With it working locally but not on your deployment does have me thinking it's something wrong with your deployment itself. Don't know what you've tried or how much you have changed the project since you generated it but I'd go with everything not tracked by version control such as what's in the database and environment variables along with getting your dependencies to the exact same version so that you can rule that out. So on that note I would specifically recommend checking that your server/config/local.env.js files are the same on both your local machine and on the deployment.

Tom2277 commented 8 years ago

Fixed the problem - or maybe abandoned the problem by abandoning my old EC2 instance - I ended up launching a new EC2 instance and testing a new AFS project on it.
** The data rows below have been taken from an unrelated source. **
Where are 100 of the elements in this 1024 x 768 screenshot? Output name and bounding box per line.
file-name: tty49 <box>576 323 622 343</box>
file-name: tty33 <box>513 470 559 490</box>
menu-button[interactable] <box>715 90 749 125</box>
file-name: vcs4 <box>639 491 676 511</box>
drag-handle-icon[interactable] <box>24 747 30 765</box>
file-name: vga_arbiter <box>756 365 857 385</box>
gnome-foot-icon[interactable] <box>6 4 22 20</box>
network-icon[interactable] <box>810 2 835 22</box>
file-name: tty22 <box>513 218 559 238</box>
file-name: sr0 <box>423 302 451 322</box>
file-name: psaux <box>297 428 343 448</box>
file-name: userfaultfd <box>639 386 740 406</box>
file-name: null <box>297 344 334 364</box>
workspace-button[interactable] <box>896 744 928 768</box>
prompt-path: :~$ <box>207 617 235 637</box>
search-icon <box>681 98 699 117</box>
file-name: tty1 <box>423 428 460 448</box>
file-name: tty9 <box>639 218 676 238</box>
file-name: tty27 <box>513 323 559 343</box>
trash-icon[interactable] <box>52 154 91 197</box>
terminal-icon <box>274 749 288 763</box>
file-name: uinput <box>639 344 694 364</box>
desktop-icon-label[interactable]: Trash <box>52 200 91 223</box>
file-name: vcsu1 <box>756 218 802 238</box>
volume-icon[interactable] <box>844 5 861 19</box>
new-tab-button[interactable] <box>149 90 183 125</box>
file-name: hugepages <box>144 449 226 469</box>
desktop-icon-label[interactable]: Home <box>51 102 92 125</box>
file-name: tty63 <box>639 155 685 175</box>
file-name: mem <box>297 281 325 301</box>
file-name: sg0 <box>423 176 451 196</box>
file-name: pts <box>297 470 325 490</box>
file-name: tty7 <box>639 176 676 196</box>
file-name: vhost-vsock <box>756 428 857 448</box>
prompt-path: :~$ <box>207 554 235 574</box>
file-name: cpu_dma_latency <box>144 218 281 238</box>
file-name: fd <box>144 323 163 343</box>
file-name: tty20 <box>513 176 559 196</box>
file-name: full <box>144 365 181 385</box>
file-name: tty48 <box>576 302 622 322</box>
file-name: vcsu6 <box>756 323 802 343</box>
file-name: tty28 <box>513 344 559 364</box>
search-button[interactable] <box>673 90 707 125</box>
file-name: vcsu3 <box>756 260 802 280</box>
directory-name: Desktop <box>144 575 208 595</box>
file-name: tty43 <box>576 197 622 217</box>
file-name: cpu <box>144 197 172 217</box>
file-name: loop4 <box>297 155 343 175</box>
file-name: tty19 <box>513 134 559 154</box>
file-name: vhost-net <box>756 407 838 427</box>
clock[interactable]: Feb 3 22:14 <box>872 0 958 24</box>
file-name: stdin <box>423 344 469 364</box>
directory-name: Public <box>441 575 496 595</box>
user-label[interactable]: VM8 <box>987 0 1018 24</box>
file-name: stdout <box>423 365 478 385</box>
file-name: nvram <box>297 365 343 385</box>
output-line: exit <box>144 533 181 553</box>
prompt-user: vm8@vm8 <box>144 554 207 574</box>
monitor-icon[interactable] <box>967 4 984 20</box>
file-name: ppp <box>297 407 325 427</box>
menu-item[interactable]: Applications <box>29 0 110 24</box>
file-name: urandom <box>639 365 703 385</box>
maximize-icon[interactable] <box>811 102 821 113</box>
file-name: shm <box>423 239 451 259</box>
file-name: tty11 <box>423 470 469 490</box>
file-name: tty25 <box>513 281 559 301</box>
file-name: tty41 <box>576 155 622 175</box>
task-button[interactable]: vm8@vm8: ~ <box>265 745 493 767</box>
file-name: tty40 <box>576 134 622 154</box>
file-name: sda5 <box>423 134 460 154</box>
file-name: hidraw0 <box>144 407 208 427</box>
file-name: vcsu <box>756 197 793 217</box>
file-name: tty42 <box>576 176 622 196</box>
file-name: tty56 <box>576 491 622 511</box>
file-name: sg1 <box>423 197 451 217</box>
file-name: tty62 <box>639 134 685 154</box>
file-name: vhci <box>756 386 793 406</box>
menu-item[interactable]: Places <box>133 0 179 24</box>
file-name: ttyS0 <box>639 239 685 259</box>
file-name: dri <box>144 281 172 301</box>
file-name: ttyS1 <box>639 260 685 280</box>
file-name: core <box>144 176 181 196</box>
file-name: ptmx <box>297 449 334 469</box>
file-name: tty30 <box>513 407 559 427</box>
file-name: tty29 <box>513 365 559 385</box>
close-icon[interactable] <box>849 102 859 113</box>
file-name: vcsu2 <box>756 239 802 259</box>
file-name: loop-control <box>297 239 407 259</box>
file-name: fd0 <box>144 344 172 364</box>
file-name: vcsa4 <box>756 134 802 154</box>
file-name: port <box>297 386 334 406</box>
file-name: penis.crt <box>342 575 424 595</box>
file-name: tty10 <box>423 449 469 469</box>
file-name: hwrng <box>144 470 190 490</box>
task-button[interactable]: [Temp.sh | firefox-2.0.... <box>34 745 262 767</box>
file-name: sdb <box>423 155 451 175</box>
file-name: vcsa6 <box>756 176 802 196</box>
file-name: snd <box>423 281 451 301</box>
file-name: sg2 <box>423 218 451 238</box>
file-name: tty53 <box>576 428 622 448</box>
The authentication worked using the amazon server names (i.e. using a domain like ec2-55-555-55-515.compute.amazonaws.com) as app and callback addresses for the facebook and twitter "apps" registered at those companies.

After the test-app worked I tried pushing my existing project to the same new EC2 instance and the my complete project worked there. I'm using the deployment technique in #501 described by mescalito. The passport-facebook and passport-twitter strategies still work with my custom domain names pointed to the projects ip address using AWS route53.
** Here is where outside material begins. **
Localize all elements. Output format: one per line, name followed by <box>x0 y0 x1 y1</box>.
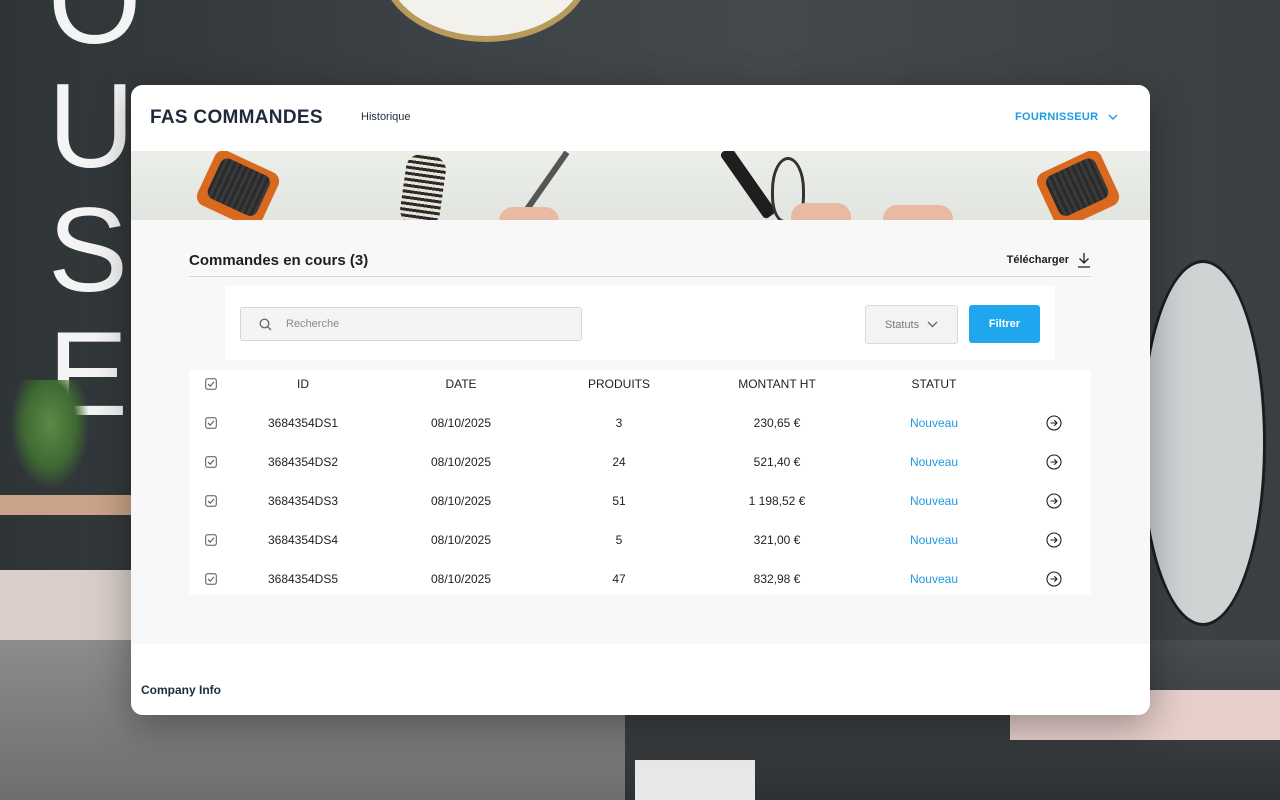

Somehow my original amazon server had something borked on it? Borked in a way that let everything else in my project work other than two Oauth strategies. It is odd because after the facebook and twitter Oauth strategies stopped working 2 weeks ago I tried to clean up the server and npm packages, Twice, even uninstalling all node modules, cleaning npm cache and uninstalling and then reinstalling nodejs completely ( thinking I was starting nearly fresh on the existing server). Well, I don't know anything about systems admin ... know a little bit now after a week of probing around.

I was able to download my mongo db data and upload and mongorestore it onto the running new instance, so it doesn't look like it was a data issue.

ODD: (and I'll update this) - I did not set session secrets and it is still working. I did not set environmental variables to my secret keys yet, but I'll do that now. I did not set my DOMAIN env variable and it works fine without that.. I will not change that for fear of breaking something that might linger even after I change it in my bash_profile. I did set my environment variable NODE_ENV to production.

Thanks for the help guys... sorry to bring you into what wasn't a AFS issue (as you had guessed).